An erster Stelle war Klassen Mennonit, und bei verschiedenen Gelegenheiten hat er als sein Glaubensbekenntnis stets „mennonitisch“ angegeben. Leider gab es an den vielen Orten, in denen sich Klassen vor 1945 (Ilmenau, Gräfenhainichen, Neu-Sonnefeld, Heppenheim, Darmstadt, u.v.a) und nach 1945 (Alsbach, Kassel, Peißenberg, Stephanskirchen u.v.a.) aufhielt, keine mennonitischen Ortsgemeinden, so dass eine Mitgliedschaft oder aktive Teilnahme am Gemeindeleben nicht nachgeprüft werden kann. In Berlin und München, wo Klassen allerdings nur kurzfristig lebte, ist seine Präsenz in den örtlichen Mennonitengemeinden nicht nachzuweisen.
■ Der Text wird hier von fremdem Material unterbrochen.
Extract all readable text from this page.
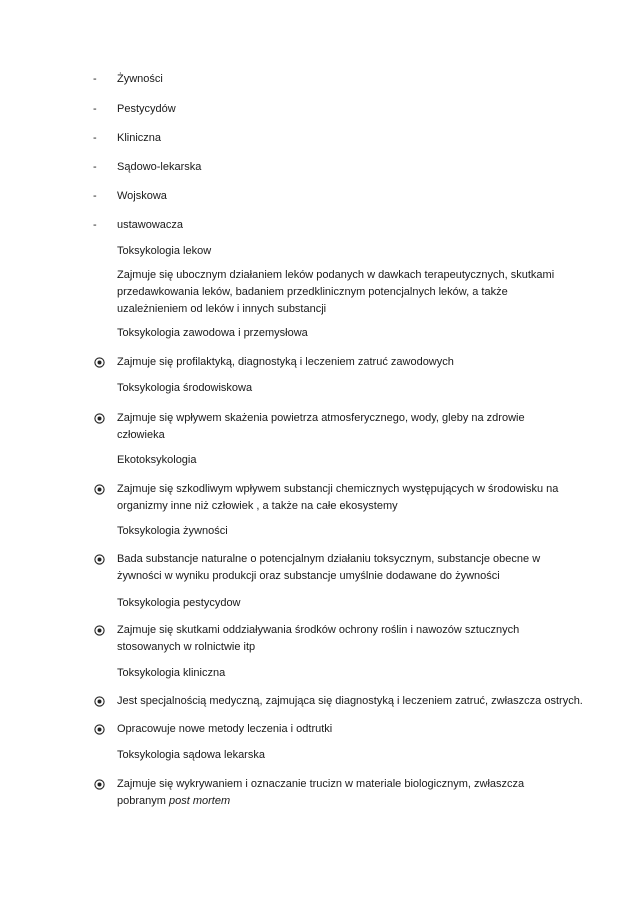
- Żywności
- Pestycydów
- Kliniczna
- Sądowo-lekarska
- Wojskowa
- ustawowacza
Toksykologia lekow
Zajmuje się ubocznym działaniem leków podanych w dawkach terapeutycznych, skutkami
przedawkowania leków, badaniem przedklinicznym potencjalnych leków, a także
uzależnieniem od leków i innych substancji
Toksykologia zawodowa i przemysłowa
Zajmuje się profilaktyką, diagnostyką i leczeniem zatruć zawodowych
Toksykologia środowiskowa
Zajmuje się wpływem skażenia powietrza atmosferycznego, wody, gleby na zdrowie
człowieka
Ekotoksykologia
Zajmuje się szkodliwym wpływem substancji chemicznych występujących w środowisku na
organizmy inne niż człowiek , a także na całe ekosystemy
Toksykologia żywności
Bada substancje naturalne o potencjalnym działaniu toksycznym, substancje obecne w
żywności w wyniku produkcji oraz substancje umyślnie dodawane do żywności
Toksykologia pestycydow
Zajmuje się skutkami oddziaływania środków ochrony roślin i nawozów sztucznych
stosowanych w rolnictwie itp
Toksykologia kliniczna
Jest specjalnością medyczną, zajmująca się diagnostyką i leczeniem zatruć, zwłaszcza ostrych.
Opracowuje nowe metody leczenia i odtrutki
Toksykologia sądowa lekarska
Zajmuje się wykrywaniem i oznaczanie trucizn w materiale biologicznym, zwłaszcza
pobranym post mortem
Es liegt durchaus im Bereich des Möglichen, dass Klassen, der über ein halbes Jahrhundert als religiös Vortragender durch Deutschland reiste, niemals in seinem Leben an einer Quäkerandacht oder an einem Gottesdienst der Mennoniten in Deutschland teilgenommen hat. Mitarbeit am Gemeindeleben war jedenfalls Klassens Sache nicht.

Jugendzeit und Ausbildung

Den meisten Quellen zufolge wurde Klassen am 30. September 1893 in Nowo-Sofijewka (Nowo Sofiewkala, Kreis Dnjepropetrowsk) geboren, also in der heutigen Ukraine. 1944 gab Klassen in einem handschriftlichen Lebensbericht den 13. Oktober 1893 als seinen Geburtstag an. Die Differenz erklärt sich durch die Abweichung des Gregorianischen vom Julianischen Kalender, der in orthodoxen Ländern noch bis zum Anfang des 20. Jahrhunderts galt.
Klassens Vater war Johannes Klassen, der 1856 geboren und 1919 in den Wirren der Russischen Revolution ermordet wurde – ein tragisches Erlebnis, das Hans Klassen tief prägte. Mit seiner Ehefrau Katharina Vogt (1860-1912) hatte der Vater einen Bauernhof betrieben. Das Paar gehörte zu den deutschstämmigen Mennoniten, und in diesem Kulturkreis ist Hans Klassen aufgewachsen. Er lernte Deutsch als seine Muttersprache und besuchte die Gottesdienste der Mennoniten. Wie bei vielen Mennoniten des Zarenreichs war seine Ausbildung überdurchschnittlich, er ging von 1900 bis 1907 auf die deutsche Volksschule in Ekaterinowka, anschließend bis 1909 auf die Zentralschule (Mittelschule) in Nikolajewka und von 1909 bis 1913 auf die Oberrealschule in Halbstadt.
Aus Gründen, die wir nicht kennen, reiste er 1913 von Russland nach Deutschland und immatrikulierte sich zum Sommersemester 1914 am Technikum in Ilmenau (Thüringen). Er hatte sich entschlossen, dort Elektrotechnik zu studieren. Hier kam jedoch der Erste Weltkrieg dazwischen, so dass Klassen sein Studium nicht abschließen konnte. Das hinderte ihn jedoch nicht, sich später mitunter als Wissenschaftlich-technischer Rat auszugeben. Da er die russische Sprache perfekt beherrschte, musste Klassen nicht an der Front kämpfen, sondern wurde als Dolmetscher eingesetzt. Da er aber weiterhin die russische Staatsbürgerschaft besaß, wurde er schließlich als „feindlicher Ausländer“ festgenommen und zunächst im Kriegsgefangenlager Altengrabow bei Dörnitz interniert. Etwa 12.000 zivile und militärische Gefangene feindlicher Nationalitäten wurde dort bis zum Ende des Krieges untergebracht. Die letzten Tage seiner Internierung verbrachte Klassen im Kriegsgefangenenlager Schloss Hassenberg (Landkreis Coburg). Seine Lage schien aussichtslos: er saß gefangen, war ohne eigene Familie, hatte keinen Studienabschluss und befand sich in einem fremden Land, dem die schwerste Wirtschaftskrise der Geschichte bevorstand.